# White Stand/Trim?



## Cody (Dec 22, 2007)

I've been toying around with the idea of making my soon-to-be 40G reef "white". This means I would paint the stand all white (with maybe some black where the edges of wood are), and even spraypaint the trim white. I would get white sand. Paint the background black (or even light blue). The lights would be black. (is it possible to paint those? Lol)

I just don't know if it would turn out the way I would want it to. Defianatley original IMO.

Thoughts?


----------



## Cody (Dec 22, 2007)

Terrible paint pic of the idea. The blue on the outside is the basic color of my room.


----------



## dallops_of_polyps (Feb 19, 2008)

I would throw some blue in the stand to match your room but it looks good. Idk if you can paint lights probably cause it to overheat but I'm not sure I would ask your lfs


----------



## ajmckay (Oct 28, 2008)

So what's that lump in the middle? Looks like a pile of poop... Hahaha!! Sorry... but that really made me laugh hard... 

Anyways, to get to your point, I think it could look good, but depending on the color of the stand right now it could take many applications to get the white color you want... I would suggest using a latex paint and use a miniature roller and a high quality synthetic haired brush to apply at least 4 thin coats. 

And since it's difficult to get pure white sand (or at least keep it that way), might I suggest going more of a sandy color instead of a stark white?
​


----------



## iamntbatman (Jan 3, 2008)

I agree on ajmckay's last point. Actually my sister's fiancee has an Oceanic tank with "white" trim and a white stand. It's a good looking tank, but it's definitely a more sandy colored white.


----------



## onefish2fish (Jul 22, 2008)

if i were to do it, i would sand the edges to give the paint something to stick to better because if you think about it, it will scratch easy and reveal the black underneath

also for white lights you can always do a canopy and paint that white, which wouldnt be a hard thing to do.


----------



## Kim (Apr 30, 2008)

ajmckay said:


> So what's that lump in the middle?
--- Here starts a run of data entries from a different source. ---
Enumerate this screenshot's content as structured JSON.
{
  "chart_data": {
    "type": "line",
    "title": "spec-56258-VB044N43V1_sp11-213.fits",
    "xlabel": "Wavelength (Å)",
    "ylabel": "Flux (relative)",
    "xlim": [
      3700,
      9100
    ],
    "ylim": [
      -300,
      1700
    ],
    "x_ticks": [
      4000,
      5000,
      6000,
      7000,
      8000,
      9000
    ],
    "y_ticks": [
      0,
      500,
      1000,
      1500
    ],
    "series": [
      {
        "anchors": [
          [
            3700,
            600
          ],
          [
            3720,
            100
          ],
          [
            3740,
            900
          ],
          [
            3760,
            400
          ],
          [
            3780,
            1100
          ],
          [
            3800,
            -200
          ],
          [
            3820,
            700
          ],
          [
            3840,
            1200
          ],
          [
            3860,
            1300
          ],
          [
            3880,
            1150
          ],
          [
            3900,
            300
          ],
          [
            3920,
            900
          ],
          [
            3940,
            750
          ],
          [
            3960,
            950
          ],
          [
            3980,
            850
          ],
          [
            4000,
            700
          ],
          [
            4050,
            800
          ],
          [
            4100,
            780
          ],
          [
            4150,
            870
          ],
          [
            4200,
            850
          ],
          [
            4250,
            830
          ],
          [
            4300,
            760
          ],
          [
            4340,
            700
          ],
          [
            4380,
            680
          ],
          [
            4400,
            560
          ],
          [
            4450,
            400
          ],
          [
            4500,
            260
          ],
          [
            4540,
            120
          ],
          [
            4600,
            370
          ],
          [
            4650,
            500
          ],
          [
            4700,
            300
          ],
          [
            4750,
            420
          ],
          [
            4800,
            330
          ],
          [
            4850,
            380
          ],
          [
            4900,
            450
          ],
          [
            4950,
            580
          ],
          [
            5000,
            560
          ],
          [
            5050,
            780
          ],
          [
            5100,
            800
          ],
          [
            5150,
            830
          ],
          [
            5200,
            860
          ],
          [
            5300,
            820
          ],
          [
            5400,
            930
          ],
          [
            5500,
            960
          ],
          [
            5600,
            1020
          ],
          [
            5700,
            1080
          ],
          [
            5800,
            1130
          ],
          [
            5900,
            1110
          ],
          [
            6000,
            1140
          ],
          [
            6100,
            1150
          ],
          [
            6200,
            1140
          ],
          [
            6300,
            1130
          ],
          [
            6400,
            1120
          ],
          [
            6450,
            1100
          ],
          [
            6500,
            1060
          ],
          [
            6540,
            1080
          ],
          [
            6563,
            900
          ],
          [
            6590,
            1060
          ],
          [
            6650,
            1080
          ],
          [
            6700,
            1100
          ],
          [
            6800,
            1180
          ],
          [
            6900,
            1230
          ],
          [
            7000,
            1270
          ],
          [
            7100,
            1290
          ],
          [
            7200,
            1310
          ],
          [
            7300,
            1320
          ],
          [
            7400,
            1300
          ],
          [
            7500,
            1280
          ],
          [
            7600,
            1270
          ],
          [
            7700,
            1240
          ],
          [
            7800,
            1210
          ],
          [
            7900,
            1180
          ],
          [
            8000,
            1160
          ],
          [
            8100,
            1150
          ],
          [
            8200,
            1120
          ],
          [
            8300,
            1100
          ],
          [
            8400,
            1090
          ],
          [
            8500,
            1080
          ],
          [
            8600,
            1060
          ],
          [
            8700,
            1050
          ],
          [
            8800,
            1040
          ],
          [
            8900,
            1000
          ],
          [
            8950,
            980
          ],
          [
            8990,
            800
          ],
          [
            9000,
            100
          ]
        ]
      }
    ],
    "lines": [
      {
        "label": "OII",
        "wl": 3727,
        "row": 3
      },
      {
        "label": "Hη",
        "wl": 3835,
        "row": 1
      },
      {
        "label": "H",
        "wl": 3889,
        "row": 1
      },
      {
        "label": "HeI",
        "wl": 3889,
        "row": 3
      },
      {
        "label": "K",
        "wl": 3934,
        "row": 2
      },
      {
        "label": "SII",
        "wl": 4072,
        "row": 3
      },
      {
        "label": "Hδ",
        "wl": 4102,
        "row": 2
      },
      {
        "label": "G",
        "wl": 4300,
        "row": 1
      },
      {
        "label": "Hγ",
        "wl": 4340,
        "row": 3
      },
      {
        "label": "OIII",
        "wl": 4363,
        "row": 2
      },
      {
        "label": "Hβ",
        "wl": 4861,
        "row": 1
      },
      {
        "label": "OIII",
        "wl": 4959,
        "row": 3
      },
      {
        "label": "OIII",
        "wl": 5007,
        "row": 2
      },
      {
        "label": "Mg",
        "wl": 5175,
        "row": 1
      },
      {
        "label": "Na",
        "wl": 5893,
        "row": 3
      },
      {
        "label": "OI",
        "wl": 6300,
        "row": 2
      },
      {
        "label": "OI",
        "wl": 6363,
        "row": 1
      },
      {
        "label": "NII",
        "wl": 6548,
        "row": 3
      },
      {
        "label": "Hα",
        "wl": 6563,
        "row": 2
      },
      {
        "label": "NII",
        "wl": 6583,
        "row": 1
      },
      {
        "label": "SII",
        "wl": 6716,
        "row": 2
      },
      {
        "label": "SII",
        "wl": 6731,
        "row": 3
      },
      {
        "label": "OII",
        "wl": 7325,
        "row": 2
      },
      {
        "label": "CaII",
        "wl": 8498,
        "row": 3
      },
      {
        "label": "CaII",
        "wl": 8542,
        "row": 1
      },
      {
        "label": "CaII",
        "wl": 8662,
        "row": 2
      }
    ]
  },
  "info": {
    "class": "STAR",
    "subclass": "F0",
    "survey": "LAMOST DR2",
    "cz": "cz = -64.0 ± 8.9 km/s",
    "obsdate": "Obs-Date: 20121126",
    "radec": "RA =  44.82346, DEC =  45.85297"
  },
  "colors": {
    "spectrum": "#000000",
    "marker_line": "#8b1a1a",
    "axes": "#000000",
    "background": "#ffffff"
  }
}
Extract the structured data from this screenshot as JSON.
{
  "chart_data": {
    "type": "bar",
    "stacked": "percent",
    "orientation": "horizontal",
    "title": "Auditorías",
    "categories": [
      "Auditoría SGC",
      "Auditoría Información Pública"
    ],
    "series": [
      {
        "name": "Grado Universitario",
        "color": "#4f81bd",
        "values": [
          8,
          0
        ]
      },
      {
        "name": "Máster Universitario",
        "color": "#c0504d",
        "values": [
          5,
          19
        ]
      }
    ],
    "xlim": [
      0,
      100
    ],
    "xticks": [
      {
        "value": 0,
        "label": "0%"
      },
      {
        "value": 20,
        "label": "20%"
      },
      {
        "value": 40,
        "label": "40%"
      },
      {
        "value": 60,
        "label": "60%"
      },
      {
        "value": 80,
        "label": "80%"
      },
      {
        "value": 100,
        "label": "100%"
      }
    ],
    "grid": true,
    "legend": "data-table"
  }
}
Looks like a pile of poop... Hahaha!! Sorry... but that really made me laugh hard...​


 
:rofl:My brother and I just got a great laugh out of that one!! Kinda looks like the stuff I just shoveled out of the horse stalls lol!

Anyway, sounds like a neat idea :-D.


----------



## Tyyrlym (Jun 1, 2008)

If you decide to paint it white you will need to prime it and probably use several coats of paint to get it truly white.


----------